The Wyshbone drug delivery catheter, which continuously applies topical anesthetic to the throat to reduce endotracheal (breathing) tube insertion discomfort.

The problem: 
Intensive Care Unit (ICU) patients on a ventilator require a painful endotracheal breathing tube to be placed in the throat, necessitating powerful intravenous sedatives (IVS) to mask the pain, which can lead to a number of negative side effects. When compared with ICU patients who do not have breathing tubes and are not heavily sedated, the breathing tube patients often have longer hospital stays and are more likely to develop ventilator-associated pneumonia, deep vein thrombosis, pressure ulcers and delirium.
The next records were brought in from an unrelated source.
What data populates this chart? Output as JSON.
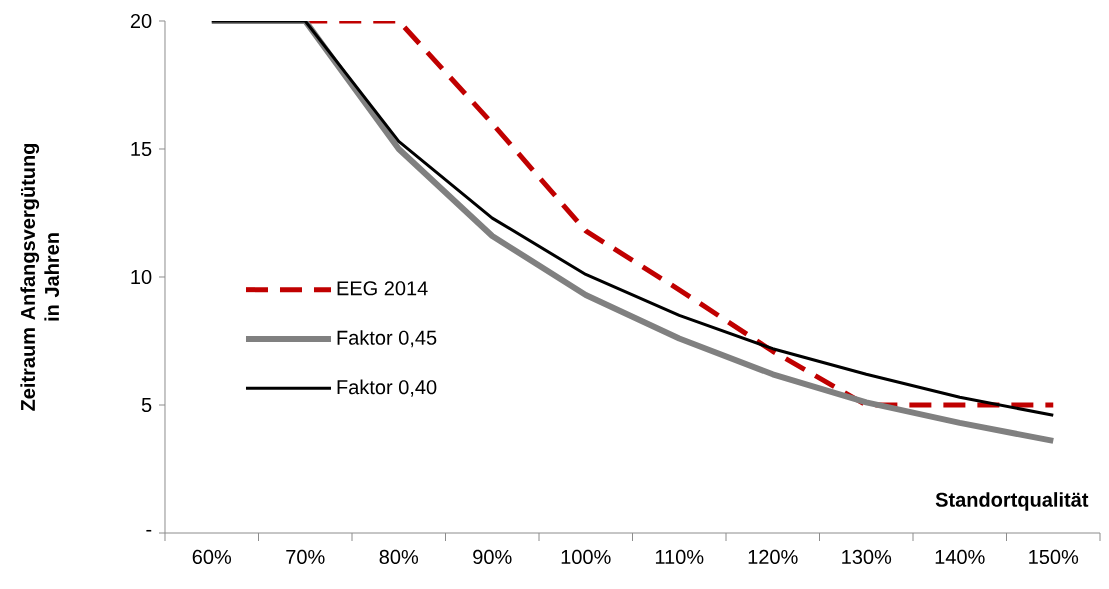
{
  "chart_data": {
    "type": "line",
    "xlabel": "Standortqualität",
    "ylabel": "Zeitraum Anfangsvergütung in Jahren",
    "categories": [
      "60%",
      "70%",
      "80%",
      "90%",
      "100%",
      "110%",
      "120%",
      "130%",
      "140%",
      "150%"
    ],
    "ylim": [
      0,
      20
    ],
    "yticks": [
      {
        "value": 0,
        "label": "-"
      },
      5,
      10,
      15,
      20
    ],
    "grid": false,
    "legend": "left",
    "marker": "none",
    "series": [
      {
        "name": "EEG 2014",
        "color": "#c00000",
        "line_style": "dashed",
        "values": [
          null,
          20,
          20,
          16,
          11.8,
          9.5,
          7.1,
          5,
          5,
          5
        ]
      },
      {
        "name": "Faktor 0,45",
        "color": "#808080",
        "line_style": "solid",
        "values": [
          20,
          20,
          15,
          11.6,
          9.3,
          7.6,
          6.2,
          5.1,
          4.3,
          3.6
        ]
      },
      {
        "name": "Faktor 0,40",
        "color": "#000000",
        "line_style": "solid",
        "values": [
          20,
          20,
          15.3,
          12.3,
          10.1,
          8.5,
          7.2,
          6.2,
          5.3,
          4.6
        ]
      }
    ]
  }
}
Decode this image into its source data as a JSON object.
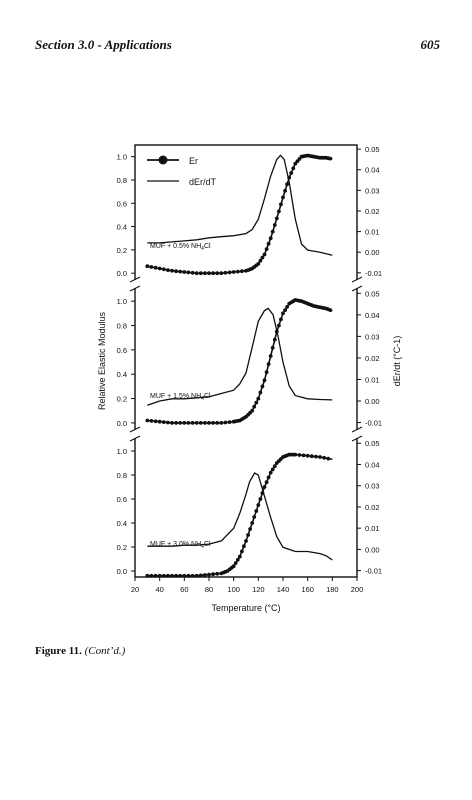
{
  "page": {
    "section_title": "Section 3.0 - Applications",
    "page_number": "605"
  },
  "caption": {
    "label": "Figure 11.",
    "text": "(Cont’d.)"
  },
  "chart_data": {
    "type": "line",
    "xlabel": "Temperature (°C)",
    "ylabel": "Relative Elastic Modulus",
    "y2label": "dEr/dt (°C-1)",
    "xlim": [
      20,
      200
    ],
    "xticks": [
      20,
      40,
      60,
      80,
      100,
      120,
      140,
      160,
      180,
      200
    ],
    "ylim": [
      -0.05,
      1.1
    ],
    "yticks": [
      0.0,
      0.2,
      0.4,
      0.6,
      0.8,
      1.0
    ],
    "y2lim": [
      -0.013,
      0.052
    ],
    "y2ticks": [
      -0.01,
      0.0,
      0.01,
      0.02,
      0.03,
      0.04,
      0.05
    ],
    "legend": {
      "placement": "top-left",
      "entries": [
        {
          "name": "Er",
          "style": "line-with-markers"
        },
        {
          "name": "dEr/dT",
          "style": "line"
        }
      ]
    },
    "panels": [
      {
        "label": "MUF + 0.5% NH",
        "label_sub": "4",
        "label_end": "Cl",
        "series": [
          {
            "name": "Er",
            "axis": "left",
            "x": [
              30,
              40,
              50,
              60,
              70,
              80,
              90,
              100,
              110,
              115,
              120,
              125,
              130,
              135,
              140,
              145,
              150,
              155,
              160,
              165,
              170,
              175,
              180
            ],
            "y": [
              0.06,
              0.04,
              0.02,
              0.01,
              0.0,
              0.0,
              0.0,
              0.01,
              0.02,
              0.04,
              0.08,
              0.16,
              0.3,
              0.47,
              0.65,
              0.82,
              0.94,
              1.0,
              1.01,
              1.0,
              0.99,
              0.99,
              0.98
            ]
          },
          {
            "name": "dEr/dT",
            "axis": "right",
            "x": [
              30,
              40,
              50,
              60,
              70,
              80,
              90,
              100,
              110,
              115,
              120,
              125,
              130,
              135,
              138,
              141,
              145,
              150,
              155,
              160,
              170,
              180
            ],
            "y": [
              0.0045,
              0.0045,
              0.005,
              0.0055,
              0.006,
              0.007,
              0.0075,
              0.008,
              0.009,
              0.011,
              0.016,
              0.026,
              0.037,
              0.045,
              0.047,
              0.045,
              0.034,
              0.016,
              0.004,
              0.001,
              0.0,
              -0.0015
            ]
          }
        ]
      },
      {
        "label": "MUF + 1.5% NH",
        "label_sub": "4",
        "label_end": "Cl",
        "series": [
          {
            "name": "Er",
            "axis": "left",
            "x": [
              30,
              40,
              50,
              60,
              70,
              80,
              90,
              100,
              105,
              110,
              115,
              120,
              125,
              130,
              135,
              140,
              145,
              150,
              155,
              160,
              165,
              170,
              175,
              180
            ],
            "y": [
              0.02,
              0.01,
              0.0,
              0.0,
              0.0,
              0.0,
              0.0,
              0.01,
              0.02,
              0.05,
              0.1,
              0.2,
              0.35,
              0.55,
              0.75,
              0.9,
              0.98,
              1.01,
              1.0,
              0.98,
              0.96,
              0.95,
              0.94,
              0.92
            ]
          },
          {
            "name": "dEr/dT",
            "axis": "right",
            "x": [
              30,
              40,
              50,
              60,
              70,
              80,
              90,
              100,
              105,
              110,
              115,
              120,
              125,
              128,
              132,
              136,
              140,
              145,
              150,
              160,
              170,
              180
            ],
            "y": [
              -0.002,
              0.0,
              0.001,
              0.001,
              0.0015,
              0.002,
              0.0035,
              0.005,
              0.008,
              0.013,
              0.025,
              0.037,
              0.042,
              0.043,
              0.04,
              0.03,
              0.018,
              0.007,
              0.0025,
              0.001,
              0.0007,
              0.0005
            ]
          }
        ]
      },
      {
        "label": "MUF + 3.0% NH",
        "label_sub": "4",
        "label_end": "Cl",
        "series": [
          {
            "name": "Er",
            "axis": "left",
            "x": [
              30,
              40,
              50,
              60,
              70,
              80,
              90,
              95,
              100,
              105,
              110,
              115,
              120,
              125,
              130,
              135,
              140,
              145,
              150,
              160,
              170,
              180
            ],
            "y": [
              -0.04,
              -0.04,
              -0.04,
              -0.04,
              -0.04,
              -0.03,
              -0.02,
              0.0,
              0.04,
              0.12,
              0.25,
              0.4,
              0.55,
              0.7,
              0.82,
              0.9,
              0.95,
              0.97,
              0.97,
              0.96,
              0.95,
              0.93
            ]
          },
          {
            "name": "dEr/dT",
            "axis": "right",
            "x": [
              30,
              40,
              50,
              60,
              70,
              80,
              90,
              100,
              105,
              110,
              113,
              117,
              120,
              125,
              130,
              135,
              140,
              150,
              160,
              170,
              175,
              180
            ],
            "y": [
              0.0015,
              0.0015,
              0.0015,
              0.002,
              0.002,
              0.0025,
              0.004,
              0.01,
              0.017,
              0.026,
              0.032,
              0.036,
              0.035,
              0.025,
              0.015,
              0.006,
              0.001,
              -0.001,
              -0.001,
              -0.002,
              -0.003,
              -0.005
            ]
          }
        ]
      }
    ]
  }
}
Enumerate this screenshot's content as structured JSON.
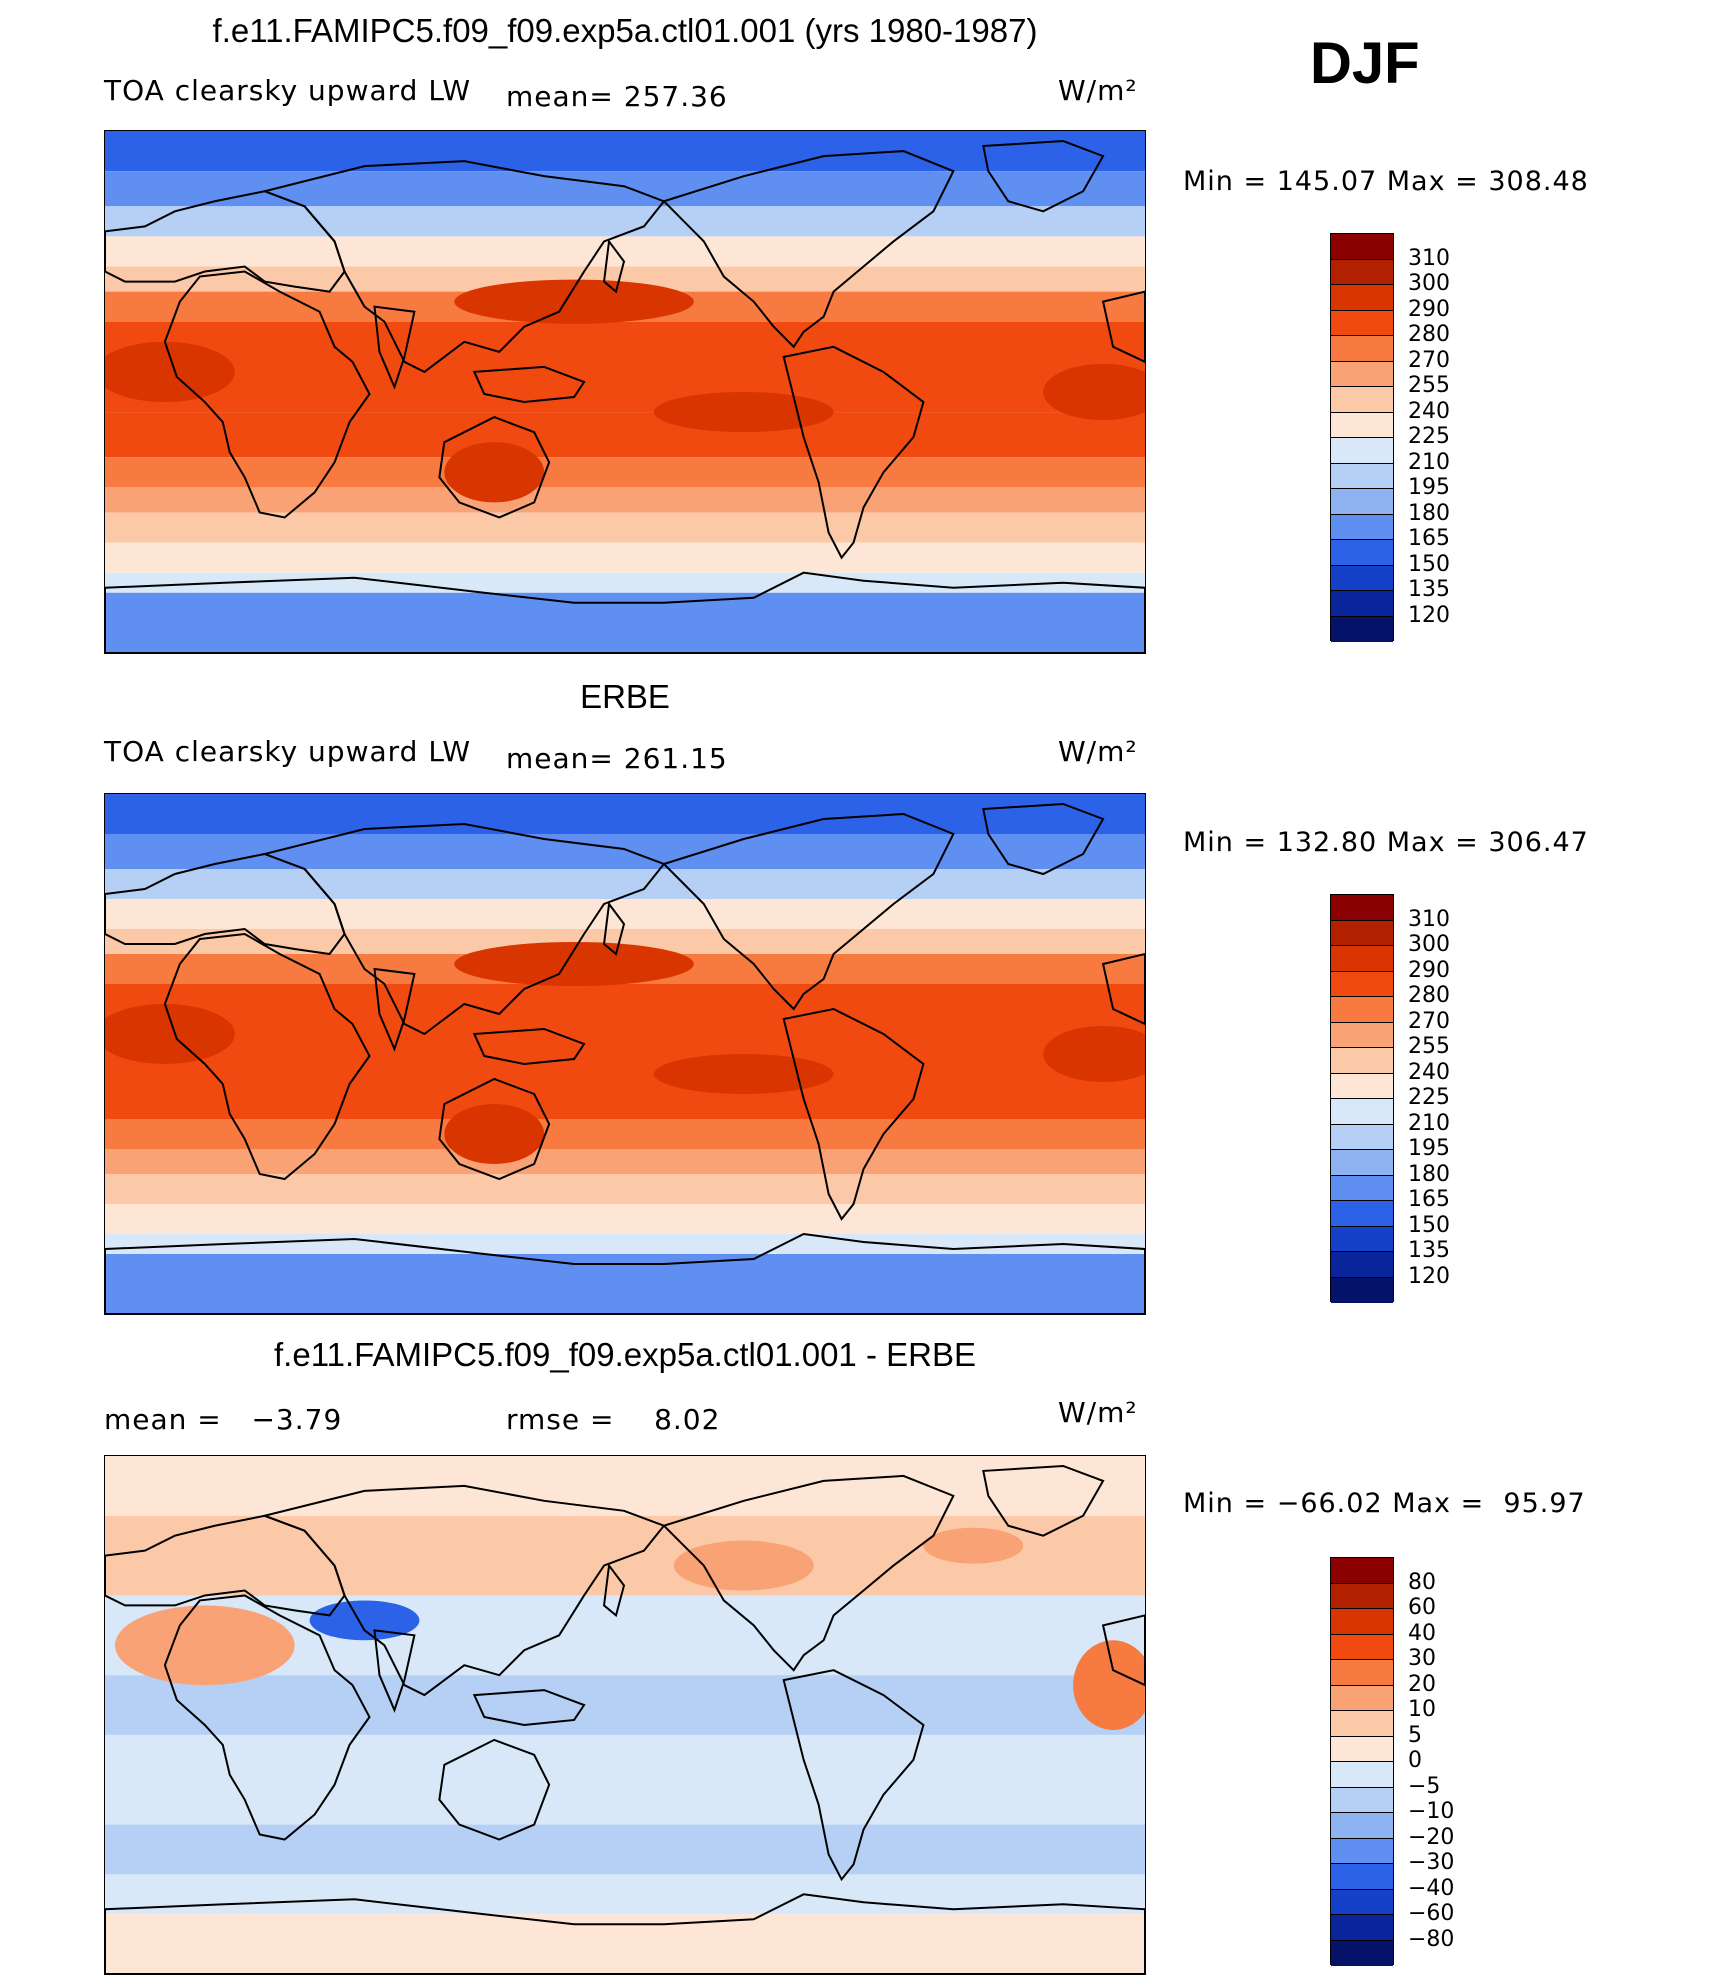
{
  "header": {
    "season": "DJF"
  },
  "panels": [
    {
      "id": "model",
      "title": "f.e11.FAMIPC5.f09_f09.exp5a.ctl01.001 (yrs 1980-1987)",
      "left_label": "TOA clearsky upward LW",
      "center_label": "mean= 257.36",
      "units": "W/m²",
      "minmax": "Min = 145.07 Max = 308.48",
      "type": "abs",
      "colorbar": {
        "levels": [
          "310",
          "300",
          "290",
          "280",
          "270",
          "255",
          "240",
          "225",
          "210",
          "195",
          "180",
          "165",
          "150",
          "135",
          "120"
        ],
        "colors": [
          "#8b0000",
          "#b22000",
          "#d93500",
          "#f04a10",
          "#f77a40",
          "#f9a276",
          "#fbc8a8",
          "#fde6d5",
          "#d8e8f8",
          "#b5cff5",
          "#8fb3f0",
          "#5f8ff0",
          "#2c62e8",
          "#1540c8",
          "#0a259c",
          "#05126a"
        ]
      }
    },
    {
      "id": "obs",
      "title": "ERBE",
      "left_label": "TOA clearsky upward LW",
      "center_label": "mean= 261.15",
      "units": "W/m²",
      "minmax": "Min = 132.80 Max = 306.47",
      "type": "abs",
      "colorbar": {
        "levels": [
          "310",
          "300",
          "290",
          "280",
          "270",
          "255",
          "240",
          "225",
          "210",
          "195",
          "180",
          "165",
          "150",
          "135",
          "120"
        ],
        "colors": [
          "#8b0000",
          "#b22000",
          "#d93500",
          "#f04a10",
          "#f77a40",
          "#f9a276",
          "#fbc8a8",
          "#fde6d5",
          "#d8e8f8",
          "#b5cff5",
          "#8fb3f0",
          "#5f8ff0",
          "#2c62e8",
          "#1540c8",
          "#0a259c",
          "#05126a"
        ]
      }
    },
    {
      "id": "diff",
      "title": "f.e11.FAMIPC5.f09_f09.exp5a.ctl01.001 - ERBE",
      "left_label": "mean =   −3.79",
      "center_label": "rmse =    8.02",
      "units": "W/m²",
      "minmax": "Min = −66.02 Max =  95.97",
      "type": "diff",
      "colorbar": {
        "levels": [
          "80",
          "60",
          "40",
          "30",
          "20",
          "10",
          "5",
          "0",
          "−5",
          "−10",
          "−20",
          "−30",
          "−40",
          "−60",
          "−80"
        ],
        "colors": [
          "#8b0000",
          "#b22000",
          "#d93500",
          "#f04a10",
          "#f77a40",
          "#f9a276",
          "#fbc8a8",
          "#fde6d5",
          "#d8e8f8",
          "#b5cff5",
          "#8fb3f0",
          "#5f8ff0",
          "#2c62e8",
          "#1540c8",
          "#0a259c",
          "#05126a"
        ]
      }
    }
  ]
}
This demonstrates a need to eliminate or reduce sedation for people with breathing tubes.

The solution: 

Rush and Ryan created the Wyshbone drug delivery catheter, a device that continuously applies lidocaine, a topical painkiller, to the throat in order to reduce the discomfort of having a breathing tube inserted. AWAIR’s targeted approach helps clinicians to minimize the use of IVS and allows the patient to be awake and comfortable during the process. In pilot studies, the Wyshbone catheter reduces the use of IVS by half. Wyshbone is the first device to deliver continuous lidocaine to the airway.

The future:
AWAIR is currently working to perfect the Wyshbone prototypes. The team plans to garner user feedback on the prototypes by piloting the technology in multiple academic centers throughout the U.S. and Canada. Wyshbone has a strong intellectual property position and requires low-risk trials such as these to receive regulatory approval. If the user feedback and testing results are positive, AWAIR will continue to raise funding for regulatory approval and eventually production.

Tip for student innovators:

Ryan advises collegiate innovators to “listen, be intellectually honest and persevere.”